Color Charter was fun to build and I learned a lot. It may be a project I return to from time to time to make updates or add features of ideas I get about colors and user interaction. One update would be to implement a database so that a user could store an unlimited number of labeled palettes that would not be lost on refresh.


Project Author

Color Charter was created by Rob Chambers, a graduate of The Last Mile in Putnamville, Indiana. He is now a TA and has been with The Last Mile since 2019.


Acknowledgements

I have never built a project on my own; there are always numerous moments during a build when I need to reach out to others for assistance. This project was no different, and I received help large and small from TAs Keith Evans, Darin Williams, Mike Stayer, Joseph Baker, and Stuart Noffsinger.

The greatest help I received on Color Charter, however, came from the classroom facilitator Stephanie Mizelle. This project would have been much less significant (if not nonexistent) without her research, input, and encouragement to continue.


Why I Made Color Charter

In august of 2021, I noticed something wrong with the palette generator on TLM.cloud. The complementary color to red (#ff0000) was not coming up not as cyan (#00ffff), but as some random shade of green.
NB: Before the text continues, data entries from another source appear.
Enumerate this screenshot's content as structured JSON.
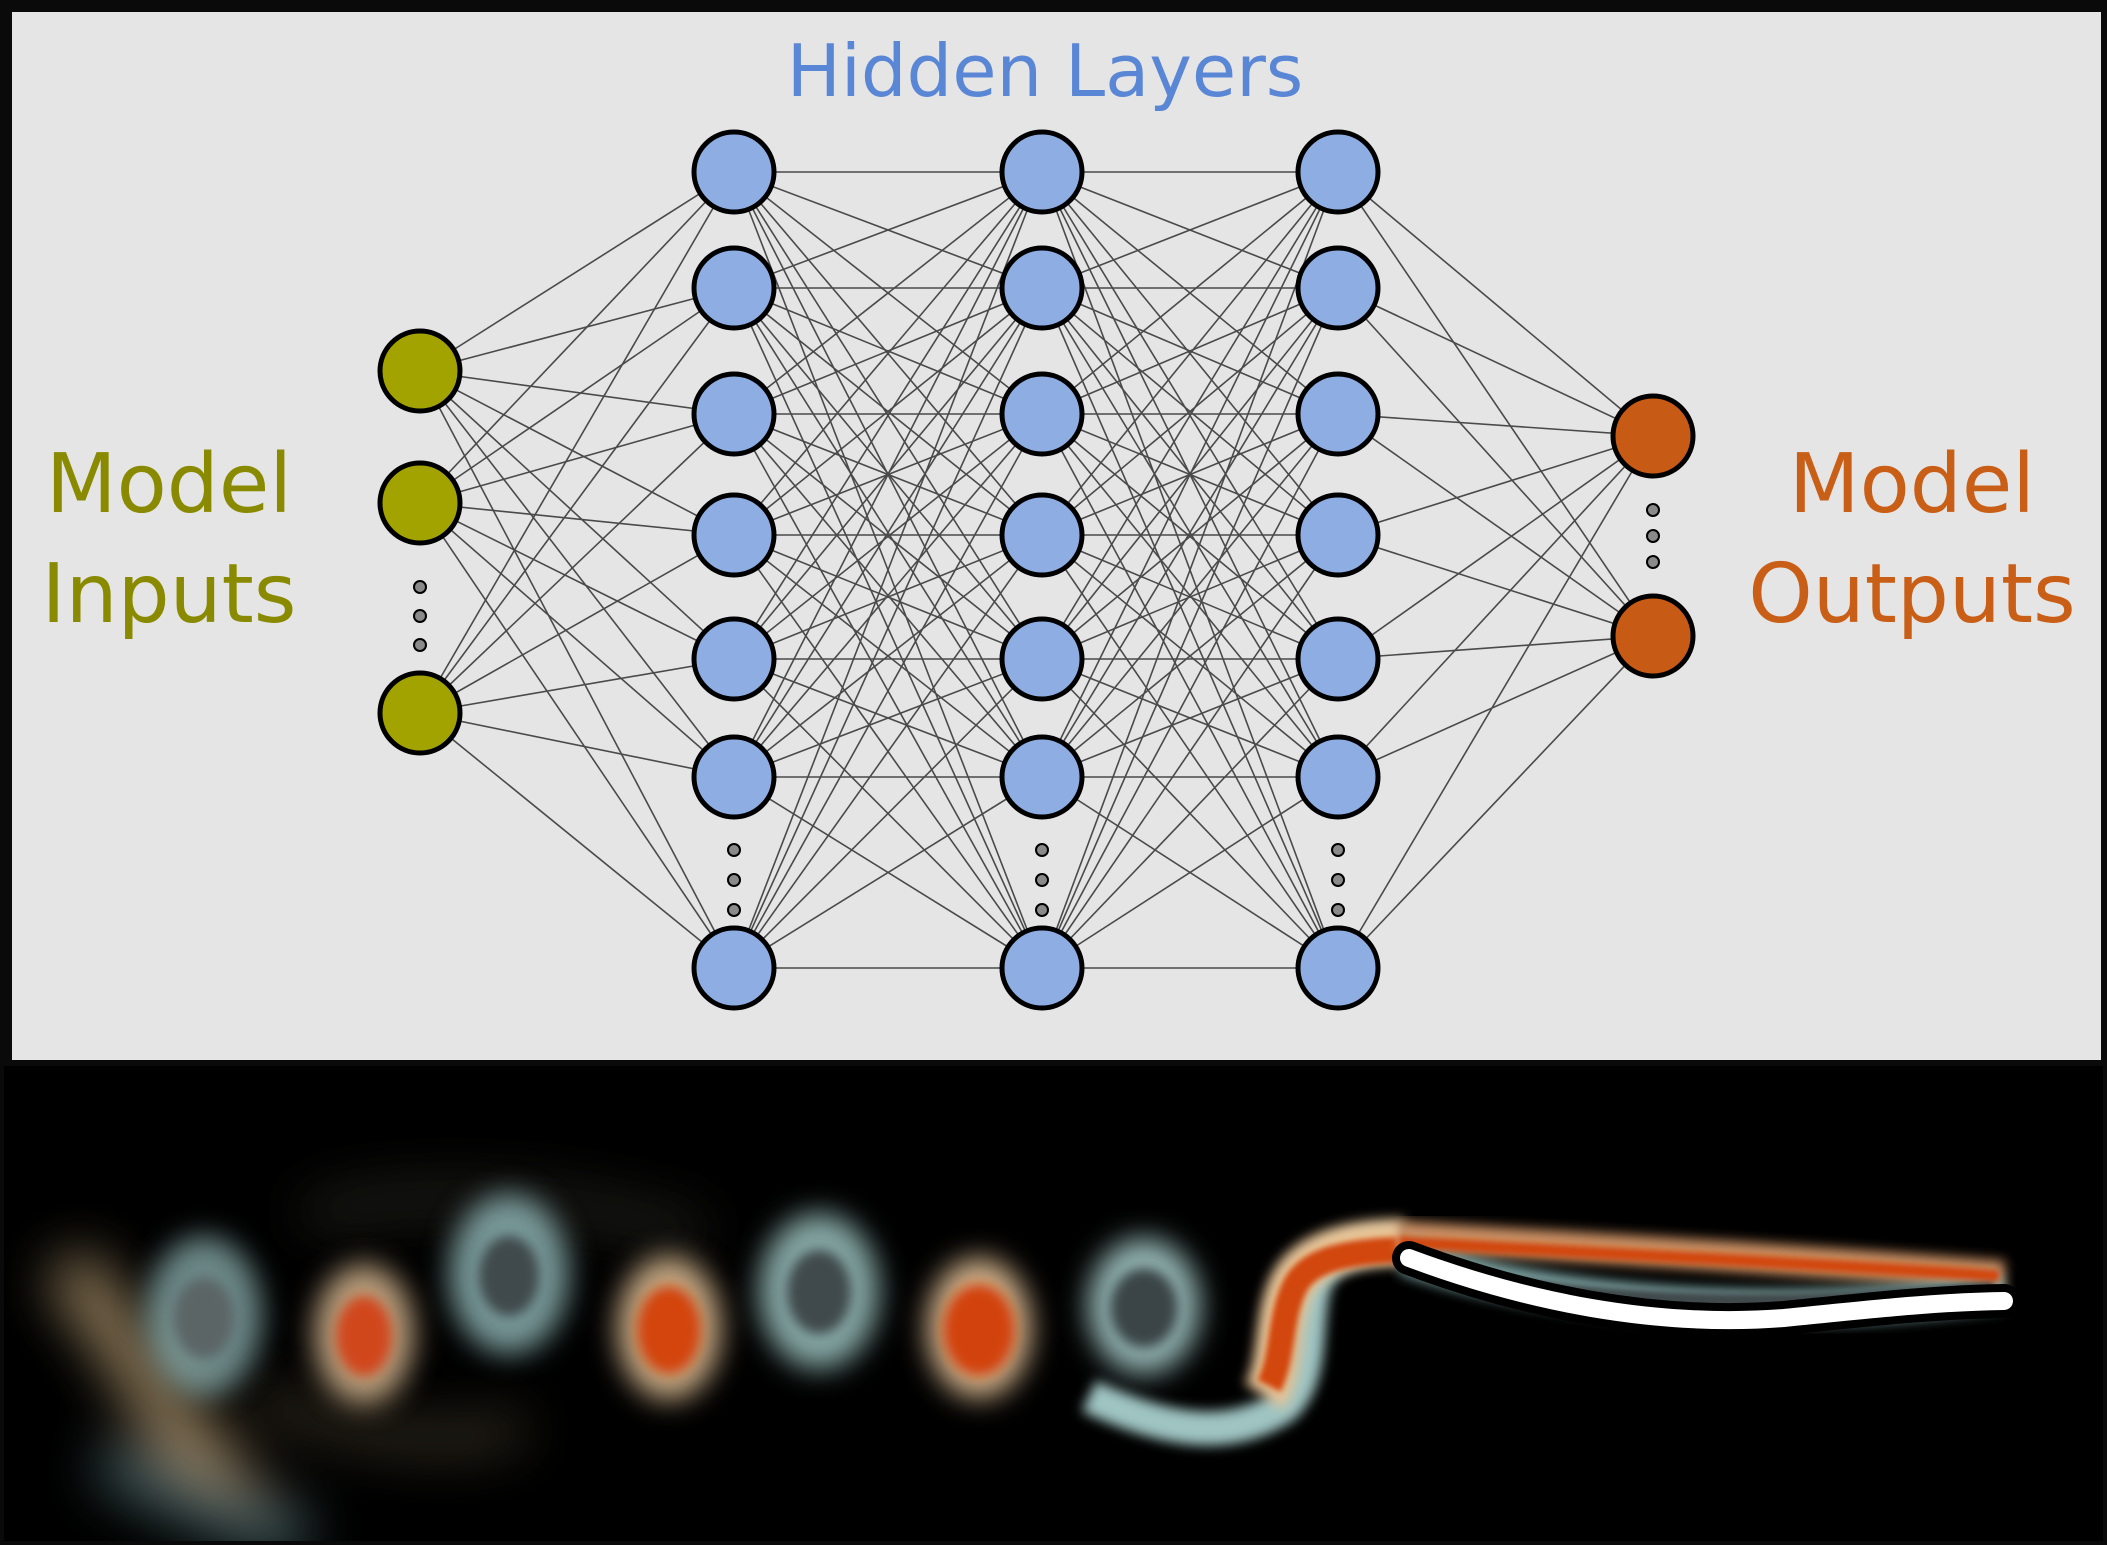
{
  "diagram": {
    "title": "Hidden Layers",
    "inputs_label": [
      "Model",
      "Inputs"
    ],
    "outputs_label": [
      "Model",
      "Outputs"
    ],
    "input_nodes_shown": 3,
    "hidden_layers": 3,
    "hidden_nodes_shown_per_layer": 7,
    "output_nodes_shown": 2,
    "colors": {
      "title": "#5a86d6",
      "inputs": "#8a8a00",
      "input_node": "#a3a300",
      "hidden_node": "#8eaee3",
      "outputs": "#c95f17",
      "output_node": "#c75a14",
      "panel": "#e5e5e5"
    }
  },
  "flow_image": {
    "description_icon": "vortex-wake-flow-image",
    "colors": {
      "background": "#000000",
      "positive_vorticity": "#d2460f",
      "negative_vorticity": "#3f4a4b",
      "halo_positive": "#e7c497",
      "halo_negative": "#9fc4c2",
      "body": "#ffffff"
    }
  }
}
Even worse, the triadic colors came up different values almost every time the same color input was fed into the generator. I reported the problem to TLM, and they pulled the generator down. Although it was replaced several weeks later, I got the idea in the meantime to create my own simple generator.

I intended to make a basic HTML page with JavaScript that would take a key color as input then produce complementary and triadic colors. As most projects go, it soon got out of hand. The result is a site named Color Charter (still only vanilla JavaScript) that provides many color palettes and even tints, shades, and grays so that I can choose the best colors when designing an app or website. What I didn't count on was that the other guys in the room would want to use it for their designs too. And that is why I created a clipboard feature so that all palettes generated can be dropped directly into a text editor or a css file for immediate application to actual project elements.


Technologies Used and Other Notes

Color Charter was built with HTML, CSS, and JavaScript. Several advanced features and techniques were used, including high-order functions, bitwise processing, various APIs, and CSS keyframe animation.

This project also includes JavaScript that would in some instances be considered vulnerable code. Specifically, the innerHTML API is susceptible to cross-site scripting (XSS), but only when it is used to insert user input into the document. This site does not use innerHTML in that way, which makes it secure against attackers who would inject malicious tags or scripts.